Plants in the rice lineage morphed dramatically during the process of domestication, both in their physical features and physiology, the researchers explained. But the genetic patterns behind these changes are not well understood.

To explore these features in more detail than previously possibly, researchers used Illumina GAII paired-end sequencing to resequence 40 cultivated rice accessions, including a dozen cultivars from the indica sub-species of O. sativa and two-dozen cultivars from the japonica sub-species. They also resequenced 10 strains of O. rufipogon or O. nivara, wild plants from which rice was domesticated.

After mapping the sequence reads back to an International Rice Genome Sequencing Project reference genome, the team had a mapped genome coverage of around 10 times for each of the resequenced strains. Unmapped reads, meanwhile, were assembled into contigs containing more than 2,000 previously unknown rice genes.

More than 1,400 of these new genes corresponded to plant gene homologs in the NCBI sequence database.

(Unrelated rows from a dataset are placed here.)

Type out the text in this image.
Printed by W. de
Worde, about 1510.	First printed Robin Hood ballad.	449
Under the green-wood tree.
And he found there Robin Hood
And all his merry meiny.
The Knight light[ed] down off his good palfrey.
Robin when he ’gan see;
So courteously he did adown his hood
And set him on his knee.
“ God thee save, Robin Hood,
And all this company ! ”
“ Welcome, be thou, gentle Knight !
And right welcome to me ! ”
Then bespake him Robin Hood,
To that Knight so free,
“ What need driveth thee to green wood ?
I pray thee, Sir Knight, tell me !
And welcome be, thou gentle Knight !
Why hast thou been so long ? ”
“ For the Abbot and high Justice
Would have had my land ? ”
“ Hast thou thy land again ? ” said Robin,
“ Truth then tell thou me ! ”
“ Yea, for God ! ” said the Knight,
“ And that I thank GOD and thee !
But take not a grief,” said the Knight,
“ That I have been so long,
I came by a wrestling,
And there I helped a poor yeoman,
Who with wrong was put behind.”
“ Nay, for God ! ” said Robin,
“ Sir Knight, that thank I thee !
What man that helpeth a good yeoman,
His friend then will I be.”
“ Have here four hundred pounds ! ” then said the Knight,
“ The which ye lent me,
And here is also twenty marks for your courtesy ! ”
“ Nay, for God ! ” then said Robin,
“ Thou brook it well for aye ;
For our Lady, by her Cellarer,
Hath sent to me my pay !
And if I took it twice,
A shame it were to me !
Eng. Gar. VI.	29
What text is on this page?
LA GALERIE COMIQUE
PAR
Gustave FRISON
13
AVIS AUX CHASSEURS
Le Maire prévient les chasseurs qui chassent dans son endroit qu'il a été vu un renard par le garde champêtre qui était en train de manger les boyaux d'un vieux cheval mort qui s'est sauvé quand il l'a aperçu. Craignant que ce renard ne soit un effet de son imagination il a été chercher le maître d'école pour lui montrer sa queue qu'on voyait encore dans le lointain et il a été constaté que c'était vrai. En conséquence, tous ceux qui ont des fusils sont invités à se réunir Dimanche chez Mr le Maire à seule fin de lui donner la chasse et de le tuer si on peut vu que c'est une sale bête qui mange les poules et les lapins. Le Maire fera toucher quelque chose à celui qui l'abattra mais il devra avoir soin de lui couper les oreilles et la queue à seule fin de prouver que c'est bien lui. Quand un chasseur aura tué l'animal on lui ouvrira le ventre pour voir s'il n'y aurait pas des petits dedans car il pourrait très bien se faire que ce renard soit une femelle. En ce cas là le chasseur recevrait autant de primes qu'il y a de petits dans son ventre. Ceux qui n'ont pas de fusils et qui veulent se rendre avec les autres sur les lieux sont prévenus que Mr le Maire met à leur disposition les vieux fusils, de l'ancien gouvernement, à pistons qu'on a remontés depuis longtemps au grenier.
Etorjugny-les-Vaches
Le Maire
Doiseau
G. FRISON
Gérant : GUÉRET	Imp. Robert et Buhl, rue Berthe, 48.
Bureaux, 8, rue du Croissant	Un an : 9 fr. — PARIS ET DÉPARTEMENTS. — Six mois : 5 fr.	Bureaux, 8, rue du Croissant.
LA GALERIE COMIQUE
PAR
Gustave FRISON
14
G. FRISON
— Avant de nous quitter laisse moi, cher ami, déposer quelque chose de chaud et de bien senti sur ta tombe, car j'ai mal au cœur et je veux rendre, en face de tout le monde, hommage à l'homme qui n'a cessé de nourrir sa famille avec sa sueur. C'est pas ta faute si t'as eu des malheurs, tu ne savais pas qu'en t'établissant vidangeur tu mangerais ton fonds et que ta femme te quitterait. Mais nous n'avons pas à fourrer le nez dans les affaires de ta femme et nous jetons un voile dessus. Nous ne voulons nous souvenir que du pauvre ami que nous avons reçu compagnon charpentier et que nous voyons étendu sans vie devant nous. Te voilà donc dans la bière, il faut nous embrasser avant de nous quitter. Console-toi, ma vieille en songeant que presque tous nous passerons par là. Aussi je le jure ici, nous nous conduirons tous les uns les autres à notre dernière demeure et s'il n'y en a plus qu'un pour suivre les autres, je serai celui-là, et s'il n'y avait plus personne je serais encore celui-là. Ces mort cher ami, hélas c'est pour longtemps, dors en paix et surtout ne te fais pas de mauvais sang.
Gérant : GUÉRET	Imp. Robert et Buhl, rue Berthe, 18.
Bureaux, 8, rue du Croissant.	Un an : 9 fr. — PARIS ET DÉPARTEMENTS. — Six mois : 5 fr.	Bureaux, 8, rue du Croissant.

Even so, the presence of those genes varied widely by rice strain: most showed up in fewer than five of the resequenced rice accessions, nearly 700 genes turned up in just one of the strains, and 319 were specific to wild rice strains.

On the other hand, the team's analyses indicated that more than 1,300 of the genes found in the rice reference genome were missing from one or more of the resequenced accessions.

Within the resequenced genomes, the team detected 94,700 structural variants, 808,000 small insertions and deletions, and roughly 50 million potential SNPs, including 6.5 million high-quality variants.

"To our knowledge, this represents the largest high-quality SNP data set obtained in rice," the study's authors noted. "The data may be used to identify important rice genes by serving as molecular markers for designing rice SNP arrays and for breeding."

When they analyzed the rice populations using these SNPs, for example, researchers found thousands of genes showing significantly less genetic diversity in cultivated than in wild strains — patterns that may reflect artificial selective pressures placed on these parts of the genome during domestication.

Findings from the team's phylogenetic analyses were also consistent with distinct domestication events for the indica and japonica rice sub-species, suggesting that indica sub-species are most closely related to the wild O. nivara plants while japonica sub-species are more similar to O. rufipogon.

"[T]he tree showed that all japonica rices were closer to the five Chinese O. rufipogon accessions, especially Dongxiang wild rice from the low Yangtze region," the team explained, "strongly supporting the conjecture that japonica might have been independently domesticated from a Chinese O. rufipogon population in the Yangtze region."